Desde mi habitación veía las columnas de humo ascender hacia el cielo, y después observaba como ese mismo humo caía y se posaba en las ventanas, o en las lunas de los coches, o en la ropa que mi madre colgaba en el tendedero. Otras veces la suciedad se filtraba en la lluvia, y las gotas de agua creaban regueros de hollín húmedo en los cristales que parecían lágrimas negras. Lágrimas negras como las de una mujer que llora, y a la que se le corre el rímel por las mejillas. Eso parecían aquellos cristales de mi habitación. Pero entonces no había visto a ninguna mujer llorar, y no sabía siquiera lo que era el rímel, ni lo que esconde el maquillaje y, por esa razón, aquellos trazos de suciedad mezclada con agua eran para mi tan solo eso: humo que asciende, y que se diluye en la lluvia.

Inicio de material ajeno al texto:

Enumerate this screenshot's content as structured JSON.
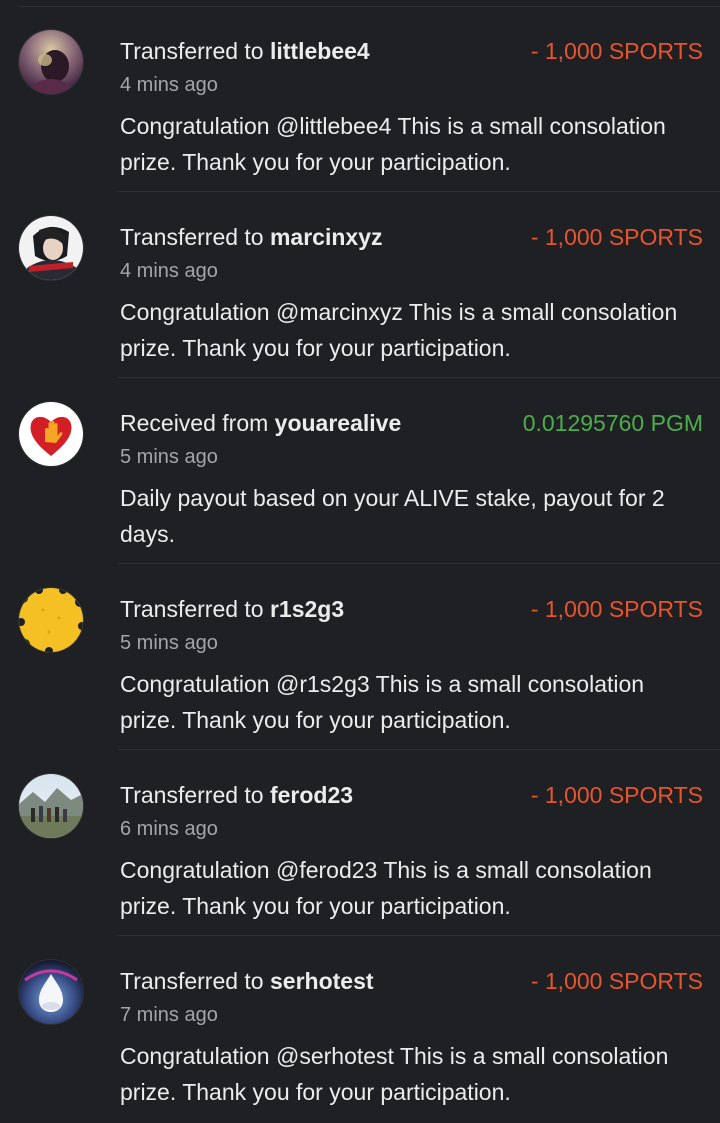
{
  "transactions": [
    {
      "avatar": "avatar-littlebee4",
      "direction_label": "Transferred to",
      "counterparty": "littlebee4",
      "amount": "- 1,000 SPORTS",
      "amount_type": "out",
      "time": "4 mins ago",
      "memo": "Congratulation @littlebee4 This is a small consolation prize. Thank you for your participation."
    },
    {
      "avatar": "avatar-marcinxyz",
      "direction_label": "Transferred to",
      "counterparty": "marcinxyz",
      "amount": "- 1,000 SPORTS",
      "amount_type": "out",
      "time": "4 mins ago",
      "memo": "Congratulation @marcinxyz This is a small consolation prize. Thank you for your participation."
    },
    {
      "avatar": "heart-hand-icon",
      "direction_label": "Received from",
      "counterparty": "youarealive",
      "amount": "0.01295760 PGM",
      "amount_type": "in",
      "time": "5 mins ago",
      "memo": "Daily payout based on your ALIVE stake, payout for 2 days."
    },
    {
      "avatar": "avatar-r1s2g3",
      "direction_label": "Transferred to",
      "counterparty": "r1s2g3",
      "amount": "- 1,000 SPORTS",
      "amount_type": "out",
      "time": "5 mins ago",
      "memo": "Congratulation @r1s2g3 This is a small consolation prize. Thank you for your participation."
    },
    {
      "avatar": "avatar-ferod23",
      "direction_label": "Transferred to",
      "counterparty": "ferod23",
      "amount": "- 1,000 SPORTS",
      "amount_type": "out",
      "time": "6 mins ago",
      "memo": "Congratulation @ferod23 This is a small consolation prize. Thank you for your participation."
    },
    {
      "avatar": "avatar-serhotest",
      "direction_label": "Transferred to",
      "counterparty": "serhotest",
      "amount": "- 1,000 SPORTS",
      "amount_type": "out",
      "time": "7 mins ago",
      "memo": "Congratulation @serhotest This is a small consolation prize. Thank you for your participation."
    }
  ],
  "colors": {
    "background": "#1f2023",
    "outgoing_amount": "#e8542c",
    "incoming_amount": "#4cae4c",
    "secondary_text": "#a4a5a8"
  }
}
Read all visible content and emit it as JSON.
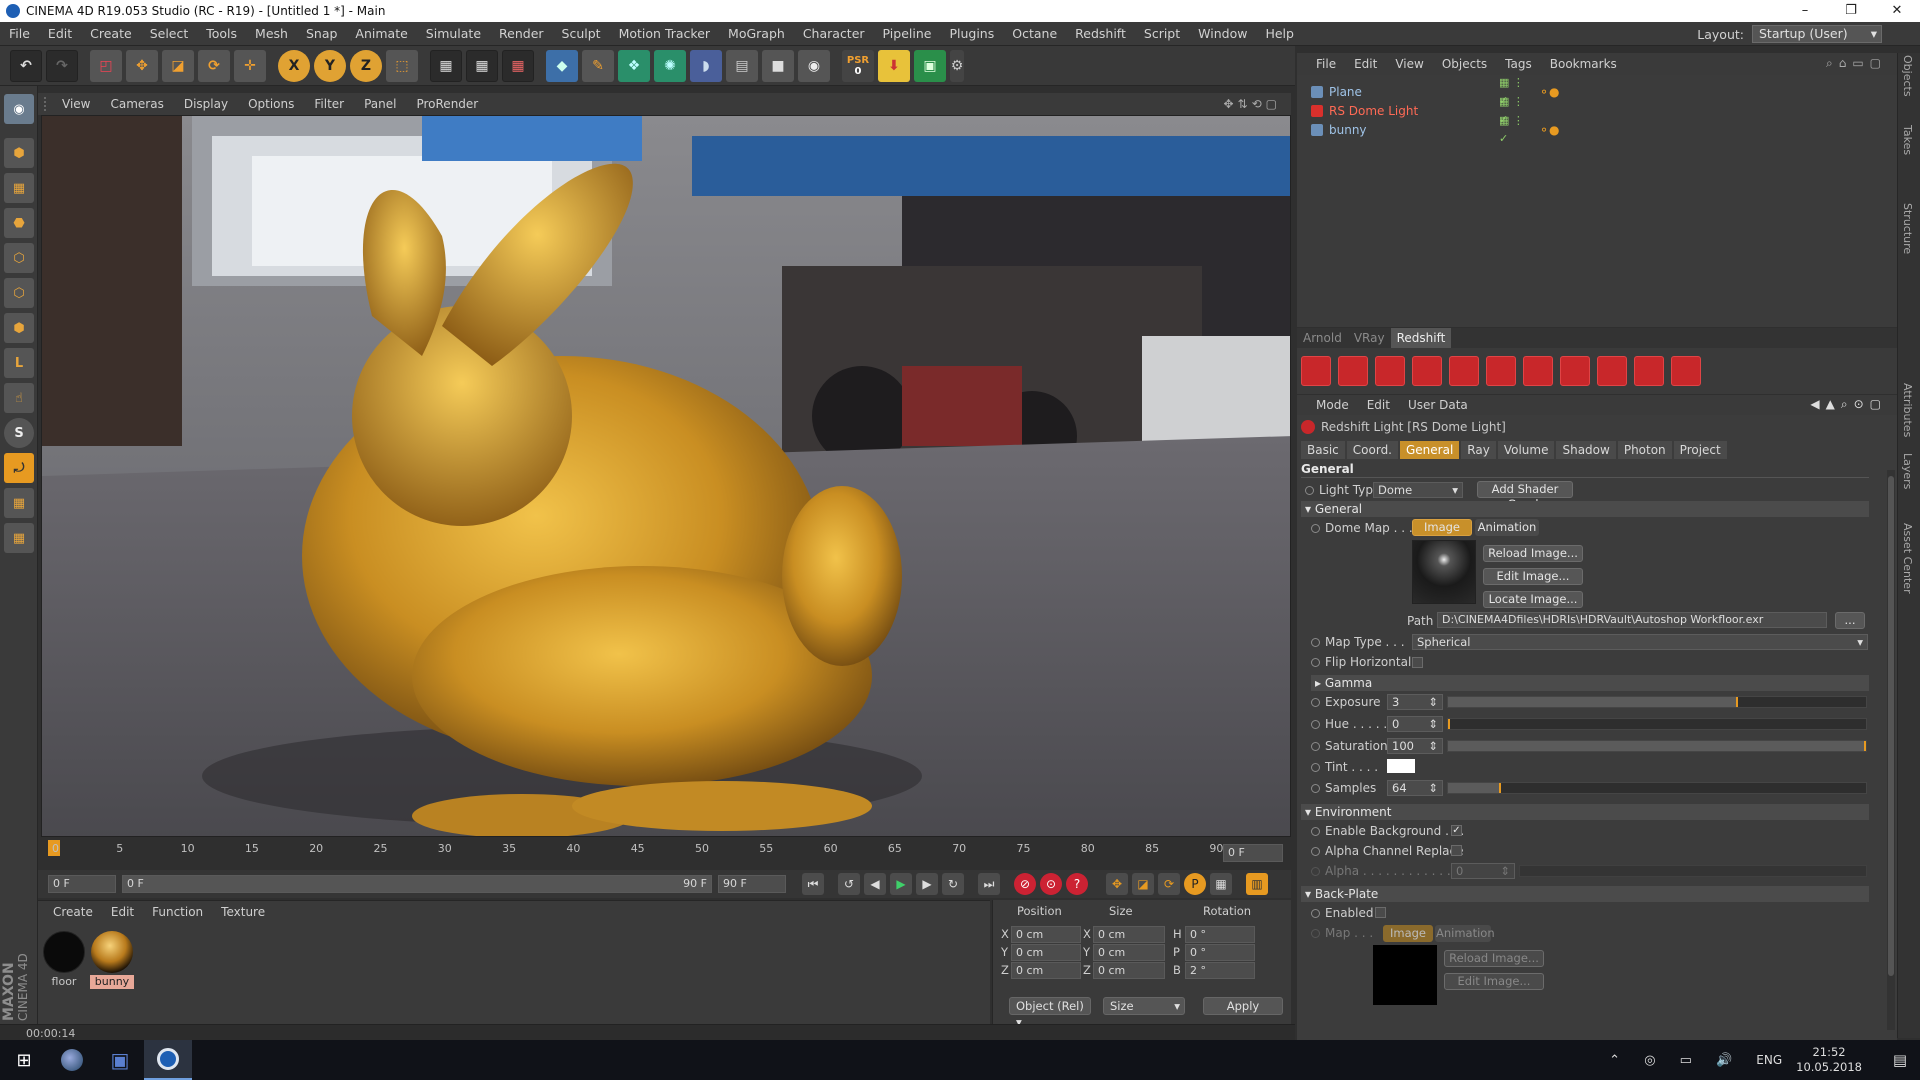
{
  "window": {
    "title": "CINEMA 4D R19.053 Studio (RC - R19) - [Untitled 1 *] - Main",
    "minimize": "–",
    "maximize": "❐",
    "close": "✕"
  },
  "menubar": {
    "items": [
      "File",
      "Edit",
      "Create",
      "Select",
      "Tools",
      "Mesh",
      "Snap",
      "Animate",
      "Simulate",
      "Render",
      "Sculpt",
      "Motion Tracker",
      "MoGraph",
      "Character",
      "Pipeline",
      "Plugins",
      "Octane",
      "Redshift",
      "Script",
      "Window",
      "Help"
    ]
  },
  "layout": {
    "label": "Layout:",
    "value": "Startup (User)"
  },
  "toolbar": {
    "axis_x": "X",
    "axis_y": "Y",
    "axis_z": "Z",
    "psr_label": "PSR",
    "psr_value": "0"
  },
  "viewport_menu": {
    "items": [
      "View",
      "Cameras",
      "Display",
      "Options",
      "Filter",
      "Panel",
      "ProRender"
    ]
  },
  "timeline": {
    "ticks": [
      "0",
      "5",
      "10",
      "15",
      "20",
      "25",
      "30",
      "35",
      "40",
      "45",
      "50",
      "55",
      "60",
      "65",
      "70",
      "75",
      "80",
      "85",
      "90"
    ],
    "current": "0 F"
  },
  "transport": {
    "start": "0 F",
    "range_start": "0 F",
    "range_end": "90 F",
    "end": "90 F"
  },
  "materials": {
    "menu": [
      "Create",
      "Edit",
      "Function",
      "Texture"
    ],
    "items": [
      {
        "name": "floor"
      },
      {
        "name": "bunny"
      }
    ]
  },
  "coordinates": {
    "headers": {
      "position": "Position",
      "size": "Size",
      "rotation": "Rotation"
    },
    "rows": [
      {
        "axis": "X",
        "pos": "0 cm",
        "saxis": "X",
        "size": "0 cm",
        "raxis": "H",
        "rot": "0 °"
      },
      {
        "axis": "Y",
        "pos": "0 cm",
        "saxis": "Y",
        "size": "0 cm",
        "raxis": "P",
        "rot": "0 °"
      },
      {
        "axis": "Z",
        "pos": "0 cm",
        "saxis": "Z",
        "size": "0 cm",
        "raxis": "B",
        "rot": "2 °"
      }
    ],
    "mode": "Object (Rel)",
    "size_mode": "Size",
    "apply": "Apply"
  },
  "status": {
    "time": "00:00:14"
  },
  "object_manager": {
    "menu": [
      "File",
      "Edit",
      "View",
      "Objects",
      "Tags",
      "Bookmarks"
    ],
    "objects": [
      {
        "name": "Plane",
        "color": "#9fc3e7"
      },
      {
        "name": "RS Dome Light",
        "color": "#ff6a55"
      },
      {
        "name": "bunny",
        "color": "#9fc3e7"
      }
    ]
  },
  "renderer_tabs": [
    "Arnold",
    "VRay",
    "Redshift"
  ],
  "attributes": {
    "menu": [
      "Mode",
      "Edit",
      "User Data"
    ],
    "title": "Redshift Light [RS Dome Light]",
    "tabs": [
      "Basic",
      "Coord.",
      "General",
      "Ray",
      "Volume",
      "Shadow",
      "Photon",
      "Project"
    ],
    "active_tab": "General",
    "section_general": "General",
    "light_type_label": "Light Type",
    "light_type": "Dome",
    "add_shader_graph": "Add Shader Graph",
    "sub_general": "General",
    "dome_map_label": "Dome Map . . .",
    "map_tab_image": "Image",
    "map_tab_animation": "Animation",
    "reload_image": "Reload Image...",
    "edit_image": "Edit Image...",
    "locate_image": "Locate Image...",
    "path_label": "Path",
    "path": "D:\\CINEMA4Dfiles\\HDRIs\\HDRVault\\Autoshop Workfloor.exr",
    "path_btn": "...",
    "map_type_label": "Map Type . . .",
    "map_type": "Spherical",
    "flip_horizontal_label": "Flip Horizontal",
    "gamma_label": "Gamma",
    "exposure_label": "Exposure",
    "exposure": "3",
    "hue_label": "Hue . . . . .",
    "hue": "0",
    "saturation_label": "Saturation",
    "saturation": "100",
    "tint_label": "Tint . . . .",
    "samples_label": "Samples",
    "samples": "64",
    "environment_label": "Environment",
    "enable_background_label": "Enable Background . . .",
    "enable_background_check": "✓",
    "alpha_channel_label": "Alpha Channel Replace",
    "alpha_label": "Alpha . . . . . . . . . . . .",
    "alpha": "0",
    "backplate_label": "Back-Plate",
    "bp_enabled_label": "Enabled",
    "bp_map_label": "Map . . .",
    "bp_image": "Image",
    "bp_animation": "Animation",
    "bp_reload": "Reload Image...",
    "bp_edit": "Edit Image..."
  },
  "side_tabs": [
    "Objects",
    "Takes",
    "Structure",
    "Attributes",
    "Layers",
    "Asset Center"
  ],
  "maxon": {
    "brand": "MAXON",
    "product": "CINEMA 4D"
  },
  "taskbar": {
    "lang": "ENG",
    "time": "21:52",
    "date": "10.05.2018"
  }
}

Había otra habitación al fondo del piso. Cuando mis abuelos murieron y la estancia se quedó desocupada, todos empezamos a llamarla la habitación del patio. La llamábamos así para no llamarla la habitación de los abuelos. Comenzamos a llamarla de esa manera cuando murió el abuelo. Ya existían los tanatorios, pero mi madre, aficionada a todo lo que rodea a la muerte, instaló el féretro en la habitación de matrimonio, que era la más grande de la casa. Recuerdo aquel velatorio en el que, como en las películas americanas, iban apareciendo personas más o menos allegadas mientras mi madre les ofrecía comida y bebida. No sé por qué recuerdo que yo estaba en el salón viendo un programa que presentaba Jordi Estadella, y de vez en cuando me acercaba a ver el rostro del abuelo tras el cristal del ataúd. No me daba miedo porque era mi abuelo. Días después, cuando retiraron el féretro y volvieron a instalar la cama de mis padres, yo le pedí las llaves de casa a mi madre para ir a coger un balón de fútbol y seguir jugando en el parque. Abrí la puerta de la casa, y de súbito, en medio del pasillo, se me quedaron paralizadas las piernas. Del lugar en el que había estado el cadáver de mi abuelo salían unos sonidos extraños. Ecos guturales parecidos a los que se oyen en las psicofonías. Estaba petrificado, pero con gran esfuerzo, arrastrando las piernas, tal y como ocurre en las pesadillas, logré llegar hasta la puerta de la calle. La cerré y, ya a salvo, recuperé el aliento y corrí hasta la tienda en la que se había quedado mi madre. Le conté todo, y ella se echó a reír. Según me dijo, el origen de los sonidos era mi padre, al que le habían cambiado el turno en la fábrica y estaba en la habitación descansando. Lo cierto es que mi padre siempre tuvo una forma extraña de roncar.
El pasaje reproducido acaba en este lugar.